Nasional, gemasulawesi – Matahari siang pada tanggal 11 Desember 2024 memayungi Pelabuhan Cirebon, Provinsi Jawa Barat, dengan sengatan yang tajam.
Udara panas berpendar di antara kapal-kapal yang bersandar tetapi ada satu yang paling mencuri perhatian, yaitu hadirnya Geomarin III.
Geomarin III adalah kapal survei milik Kementerian ESDM atau Energi dan Sumber Daya Mineral. Kapal tersebut bukan sekadar raksasa besi yang mengapung melainkan laboratorium berjalan yang telah bertahun-tahun menjelajahi samudera Nusantara untuk menyingkap misteri yang tersembunyi di kedalaman.
Di dalam anjungan kapal itu berdiiri seorang pria yang lebih akrab dengan laut dibandingkan dengan daratan.
Nama pria tersebut adalah Ateng, nakhoda yang telah mengabdikan dirinya lebih dari 1 dekade untuk menjelajahi perairan Indonesia demi misi ilmiah dan juga kepentingan bangsa.
Untuknya, laut bukan merupakan tempat bekerja tetapi bagian dari kehidupannya. Sejak tahun 2015, dia telah mengendalikan kemudi Geomarin III dan membawa kapal tersebut berlayar menembus badai dan menjelajahi perairan Indonesia.
Dikutip dari Antara, Ateng tidak asing dengan kehidupan di laut. Diketahui sebelum dia menjadi nakhoda Geomarin III, dia lebih dahulu bertugas di Geomarin I, kapal generasi pertama yang kini telah pensiun.
Berlayar untuk Ateng bukan hanya mengenai mengemudikan kapal melainkan harus dapat memahami bahasa laut, menerka angin, membaca gelombang, dan merasakan arus yang tak kasat mata.
Tetapi laut tak selalu ramah. Salah satu peristiwa yang paling membekas dalam ingatannya terjadi di tahun 2018 ketika dia dan awak kapalnya berada di Samudera Hindia untuk memasang buoy pendeteksi tsunami di dekat Kepulauan Andaman.
Dia bercerita ketika itu cuaca tampak cerah tetapi seperti kebiasaan laut yang penuh kejutan, badai besar datang tanpa peringatan.
Langit tiba-tiba menggelap, ombak setinggi 8 meter menghantam kapal seperti dinding raksasa.
Dalam situasi seperti itu, kepanikan dapat menjadi musuh yang paling besar. Ateng tahu bahwa melawan badai merupakan kesia-siaan.

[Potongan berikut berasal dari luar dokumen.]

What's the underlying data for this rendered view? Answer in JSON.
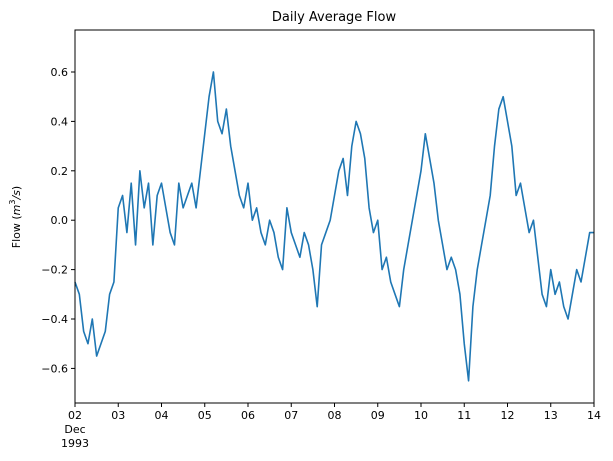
{
  "chart_data": {
    "type": "line",
    "title": "Daily Average Flow",
    "xlabel": "",
    "ylabel": "Flow (m³/s)",
    "ylabel_parts": {
      "prefix": "Flow (",
      "base": "m",
      "exponent": "3",
      "suffix": "/s)"
    },
    "x_axis": {
      "unit": "day of December 1993",
      "xlim": [
        2,
        14
      ],
      "ticks": [
        {
          "value": 2,
          "label": "02",
          "sub1": "Dec",
          "sub2": "1993"
        },
        {
          "value": 3,
          "label": "03"
        },
        {
          "value": 4,
          "label": "04"
        },
        {
          "value": 5,
          "label": "05"
        },
        {
          "value": 6,
          "label": "06"
        },
        {
          "value": 7,
          "label": "07"
        },
        {
          "value": 8,
          "label": "08"
        },
        {
          "value": 9,
          "label": "09"
        },
        {
          "value": 10,
          "label": "10"
        },
        {
          "value": 11,
          "label": "11"
        },
        {
          "value": 12,
          "label": "12"
        },
        {
          "value": 13,
          "label": "13"
        },
        {
          "value": 14,
          "label": "14"
        }
      ]
    },
    "y_axis": {
      "ylim": [
        -0.74,
        0.77
      ],
      "ticks": [
        {
          "value": -0.6,
          "label": "−0.6"
        },
        {
          "value": -0.4,
          "label": "−0.4"
        },
        {
          "value": -0.2,
          "label": "−0.2"
        },
        {
          "value": 0.0,
          "label": "0.0"
        },
        {
          "value": 0.2,
          "label": "0.2"
        },
        {
          "value": 0.4,
          "label": "0.4"
        },
        {
          "value": 0.6,
          "label": "0.6"
        }
      ]
    },
    "grid": false,
    "series": [
      {
        "color": "#1f77b4",
        "x": [
          2.0,
          2.1,
          2.2,
          2.3,
          2.4,
          2.5,
          2.6,
          2.7,
          2.8,
          2.9,
          3.0,
          3.1,
          3.2,
          3.3,
          3.4,
          3.5,
          3.6,
          3.7,
          3.8,
          3.9,
          4.0,
          4.1,
          4.2,
          4.3,
          4.4,
          4.5,
          4.6,
          4.7,
          4.8,
          4.9,
          5.0,
          5.1,
          5.2,
          5.3,
          5.4,
          5.5,
          5.6,
          5.7,
          5.8,
          5.9,
          6.0,
          6.1,
          6.2,
          6.3,
          6.4,
          6.5,
          6.6,
          6.7,
          6.8,
          6.9,
          7.0,
          7.1,
          7.2,
          7.3,
          7.4,
          7.5,
          7.6,
          7.7,
          7.8,
          7.9,
          8.0,
          8.1,
          8.2,
          8.3,
          8.4,
          8.5,
          8.6,
          8.7,
          8.8,
          8.9,
          9.0,
          9.1,
          9.2,
          9.3,
          9.4,
          9.5,
          9.6,
          9.7,
          9.8,
          9.9,
          10.0,
          10.1,
          10.2,
          10.3,
          10.4,
          10.5,
          10.6,
          10.7,
          10.8,
          10.9,
          11.0,
          11.1,
          11.2,
          11.3,
          11.4,
          11.5,
          11.6,
          11.7,
          11.8,
          11.9,
          12.0,
          12.1,
          12.2,
          12.3,
          12.4,
          12.5,
          12.6,
          12.7,
          12.8,
          12.9,
          13.0,
          13.1,
          13.2,
          13.3,
          13.4,
          13.5,
          13.6,
          13.7,
          13.8,
          13.9,
          14.0
        ],
        "y": [
          -0.25,
          -0.3,
          -0.45,
          -0.5,
          -0.4,
          -0.55,
          -0.5,
          -0.45,
          -0.3,
          -0.25,
          0.05,
          0.1,
          -0.05,
          0.15,
          -0.1,
          0.2,
          0.05,
          0.15,
          -0.1,
          0.1,
          0.15,
          0.05,
          -0.05,
          -0.1,
          0.15,
          0.05,
          0.1,
          0.15,
          0.05,
          0.2,
          0.35,
          0.5,
          0.6,
          0.4,
          0.35,
          0.45,
          0.3,
          0.2,
          0.1,
          0.05,
          0.15,
          0.0,
          0.05,
          -0.05,
          -0.1,
          0.0,
          -0.05,
          -0.15,
          -0.2,
          0.05,
          -0.05,
          -0.1,
          -0.15,
          -0.05,
          -0.1,
          -0.2,
          -0.35,
          -0.1,
          -0.05,
          0.0,
          0.1,
          0.2,
          0.25,
          0.1,
          0.3,
          0.4,
          0.35,
          0.25,
          0.05,
          -0.05,
          0.0,
          -0.2,
          -0.15,
          -0.25,
          -0.3,
          -0.35,
          -0.2,
          -0.1,
          0.0,
          0.1,
          0.2,
          0.35,
          0.25,
          0.15,
          0.0,
          -0.1,
          -0.2,
          -0.15,
          -0.2,
          -0.3,
          -0.5,
          -0.65,
          -0.35,
          -0.2,
          -0.1,
          0.0,
          0.1,
          0.3,
          0.45,
          0.5,
          0.4,
          0.3,
          0.1,
          0.15,
          0.05,
          -0.05,
          0.0,
          -0.15,
          -0.3,
          -0.35,
          -0.2,
          -0.3,
          -0.25,
          -0.35,
          -0.4,
          -0.3,
          -0.2,
          -0.25,
          -0.15,
          -0.05,
          -0.05
        ]
      }
    ]
  }
}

Maka, dia memilih untuk menunggangi gelombang dan menjaga kemudi tetap stabil hingga akhirnya badai mereda.
“Selama 2 hari, kami terombang-ambing di laut,” ungkapnya.
Dia menambahkan mesin kapal tetap menyala dan dia tetap di posisi kemudi.

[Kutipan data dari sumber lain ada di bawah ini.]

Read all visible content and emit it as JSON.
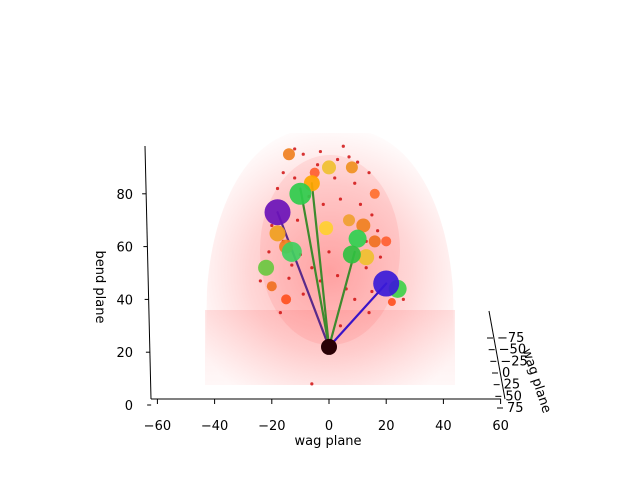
{
  "chart_data": {
    "type": "scatter",
    "title": "",
    "xlabel": "wag plane",
    "ylabel": "bend plane",
    "zlabel": "wag plane",
    "x_ticks": [
      "−60",
      "−40",
      "−20",
      "0",
      "20",
      "40",
      "60"
    ],
    "y_ticks": [
      "0",
      "20",
      "40",
      "60",
      "80"
    ],
    "z_ticks": [
      "−75",
      "−50",
      "−25",
      "0",
      "25",
      "50",
      "75"
    ],
    "xlim": [
      -60,
      60
    ],
    "ylim": [
      0,
      100
    ],
    "zlim": [
      -75,
      75
    ],
    "grid": false,
    "origin": {
      "x": 0,
      "y": 22,
      "color": "#2a0005"
    },
    "branches": [
      {
        "x": -18,
        "y": 73,
        "color": "#5a2a8a"
      },
      {
        "x": -10,
        "y": 82,
        "color": "#3e8a2e"
      },
      {
        "x": -6,
        "y": 84,
        "color": "#3e8a2e"
      },
      {
        "x": 9,
        "y": 58,
        "color": "#3e8a2e"
      },
      {
        "x": 20,
        "y": 46,
        "color": "#3a14c8"
      }
    ],
    "markers": [
      {
        "x": -18,
        "y": 73,
        "size": 13,
        "color": "#6a12b8"
      },
      {
        "x": -10,
        "y": 80,
        "size": 11,
        "color": "#2fcc4c"
      },
      {
        "x": -6,
        "y": 84,
        "size": 8,
        "color": "#ffa500"
      },
      {
        "x": 20,
        "y": 46,
        "size": 13,
        "color": "#3a1ad8"
      },
      {
        "x": 24,
        "y": 44,
        "size": 9,
        "color": "#3fd04a"
      },
      {
        "x": -13,
        "y": 58,
        "size": 10,
        "color": "#40d060"
      },
      {
        "x": -22,
        "y": 52,
        "size": 8,
        "color": "#6ac840"
      },
      {
        "x": -18,
        "y": 65,
        "size": 8,
        "color": "#f0a020"
      },
      {
        "x": -15,
        "y": 60,
        "size": 7,
        "color": "#f08020"
      },
      {
        "x": 10,
        "y": 63,
        "size": 9,
        "color": "#30d050"
      },
      {
        "x": 8,
        "y": 57,
        "size": 9,
        "color": "#30c040"
      },
      {
        "x": 13,
        "y": 56,
        "size": 8,
        "color": "#f0c030"
      },
      {
        "x": 12,
        "y": 68,
        "size": 7,
        "color": "#f08020"
      },
      {
        "x": -1,
        "y": 67,
        "size": 7,
        "color": "#ffd030"
      },
      {
        "x": 0,
        "y": 90,
        "size": 7,
        "color": "#f0c030"
      },
      {
        "x": 8,
        "y": 90,
        "size": 6,
        "color": "#f09020"
      },
      {
        "x": 7,
        "y": 70,
        "size": 6,
        "color": "#f0a030"
      },
      {
        "x": 16,
        "y": 62,
        "size": 6,
        "color": "#f07020"
      },
      {
        "x": -14,
        "y": 95,
        "size": 6,
        "color": "#f08020"
      },
      {
        "x": -5,
        "y": 88,
        "size": 5,
        "color": "#ff6030"
      },
      {
        "x": 16,
        "y": 80,
        "size": 5,
        "color": "#ff7030"
      },
      {
        "x": -20,
        "y": 45,
        "size": 5,
        "color": "#f07020"
      },
      {
        "x": 20,
        "y": 62,
        "size": 5,
        "color": "#ff6030"
      },
      {
        "x": -15,
        "y": 40,
        "size": 5,
        "color": "#ff5020"
      },
      {
        "x": 22,
        "y": 39,
        "size": 4,
        "color": "#ff5020"
      }
    ],
    "scatter_points": [
      {
        "x": -12,
        "y": 97
      },
      {
        "x": -9,
        "y": 95
      },
      {
        "x": -3,
        "y": 96
      },
      {
        "x": 3,
        "y": 93
      },
      {
        "x": 7,
        "y": 94
      },
      {
        "x": 10,
        "y": 92
      },
      {
        "x": 14,
        "y": 88
      },
      {
        "x": -16,
        "y": 88
      },
      {
        "x": -18,
        "y": 82
      },
      {
        "x": -12,
        "y": 86
      },
      {
        "x": -7,
        "y": 79
      },
      {
        "x": -2,
        "y": 76
      },
      {
        "x": 4,
        "y": 78
      },
      {
        "x": 11,
        "y": 76
      },
      {
        "x": 15,
        "y": 72
      },
      {
        "x": 17,
        "y": 66
      },
      {
        "x": -20,
        "y": 68
      },
      {
        "x": -16,
        "y": 62
      },
      {
        "x": -10,
        "y": 57
      },
      {
        "x": -6,
        "y": 52
      },
      {
        "x": -3,
        "y": 47
      },
      {
        "x": 3,
        "y": 49
      },
      {
        "x": 6,
        "y": 44
      },
      {
        "x": 13,
        "y": 52
      },
      {
        "x": 18,
        "y": 56
      },
      {
        "x": -21,
        "y": 58
      },
      {
        "x": -14,
        "y": 48
      },
      {
        "x": -9,
        "y": 42
      },
      {
        "x": 9,
        "y": 40
      },
      {
        "x": 15,
        "y": 43
      },
      {
        "x": 26,
        "y": 40
      },
      {
        "x": -24,
        "y": 47
      },
      {
        "x": 2,
        "y": 86
      },
      {
        "x": -4,
        "y": 91
      },
      {
        "x": 5,
        "y": 98
      },
      {
        "x": 9,
        "y": 84
      },
      {
        "x": -11,
        "y": 70
      },
      {
        "x": 13,
        "y": 62
      },
      {
        "x": -13,
        "y": 53
      },
      {
        "x": 0,
        "y": 58
      },
      {
        "x": 14,
        "y": 35
      },
      {
        "x": -17,
        "y": 35
      },
      {
        "x": 4,
        "y": 30
      },
      {
        "x": -6,
        "y": 8
      }
    ],
    "density_region": {
      "color": "#ff3b3b"
    }
  }
}
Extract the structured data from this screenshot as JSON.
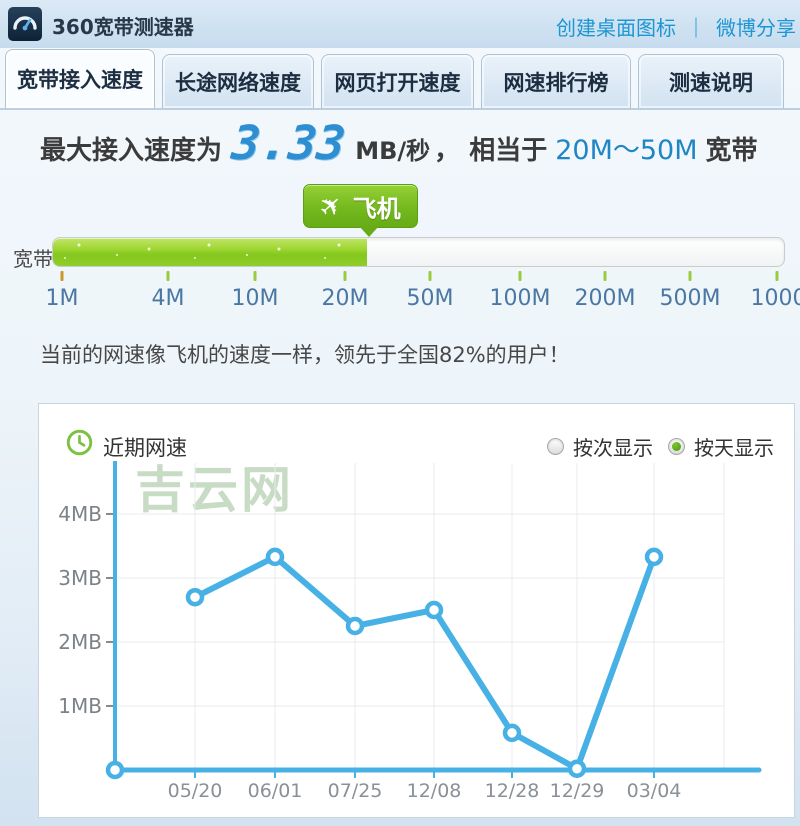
{
  "header": {
    "title": "360宽带测速器",
    "logo_icon": "speedometer-icon",
    "links": [
      {
        "label": "创建桌面图标"
      },
      {
        "label": "微博分享"
      }
    ],
    "link_separator": "｜"
  },
  "tabs": [
    {
      "label": "宽带接入速度",
      "active": true
    },
    {
      "label": "长途网络速度",
      "active": false
    },
    {
      "label": "网页打开速度",
      "active": false
    },
    {
      "label": "网速排行榜",
      "active": false
    },
    {
      "label": "测速说明",
      "active": false
    }
  ],
  "result": {
    "prefix": "最大接入速度为",
    "speed_value": "3.33",
    "speed_unit": "MB/秒",
    "middle": "， 相当于",
    "bandwidth_range": "20M～50M",
    "suffix": "宽带"
  },
  "speed_badge": {
    "icon": "airplane-icon",
    "label": "飞机"
  },
  "progress": {
    "label": "宽带",
    "percent_filled": 43,
    "scale_labels": [
      "1M",
      "4M",
      "10M",
      "20M",
      "50M",
      "100M",
      "200M",
      "500M",
      "1000M"
    ]
  },
  "note": "当前的网速像飞机的速度一样，领先于全国82%的用户！",
  "chart_panel": {
    "icon": "clock-icon",
    "title": "近期网速",
    "radios": [
      {
        "label": "按次显示",
        "selected": false
      },
      {
        "label": "按天显示",
        "selected": true
      }
    ],
    "watermark": "吉云网"
  },
  "chart_data": {
    "type": "line",
    "title": "近期网速",
    "x": [
      "05/20",
      "06/01",
      "07/25",
      "12/08",
      "12/28",
      "12/29",
      "03/04"
    ],
    "values": [
      2.7,
      3.33,
      2.25,
      2.5,
      0.58,
      0.02,
      3.33
    ],
    "unit": "MB",
    "y_ticks": [
      {
        "value": 1,
        "label": "1MB"
      },
      {
        "value": 2,
        "label": "2MB"
      },
      {
        "value": 3,
        "label": "3MB"
      },
      {
        "value": 4,
        "label": "4MB"
      }
    ],
    "ylim": [
      0,
      4.8
    ],
    "grid": true,
    "marker": "open-circle",
    "line_color": "#47b1e5",
    "grid_color": "#e7ebee",
    "x_label_color": "#8b9097",
    "y_label_color": "#7d8288",
    "legend_position": "none"
  },
  "colors": {
    "link_blue": "#1d96d4",
    "lcd_blue": "#2e8ed2",
    "range_blue": "#1f86c6",
    "bar_green": "#84c71d",
    "badge_green": "#74b91e"
  }
}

“Kami semua pasrah tetapi tangan saya tidak boleh lepas dari kendali,” katanya.
Laut pada akhirnya mereda dan Geomarin III selamat dari amukan alam. Kejadian tersebut menjadi bukti jika nakhoda harus memahami navifasi dan perlu mempunyai mental baja di hadapan alam yang tidak dapat diprediksi.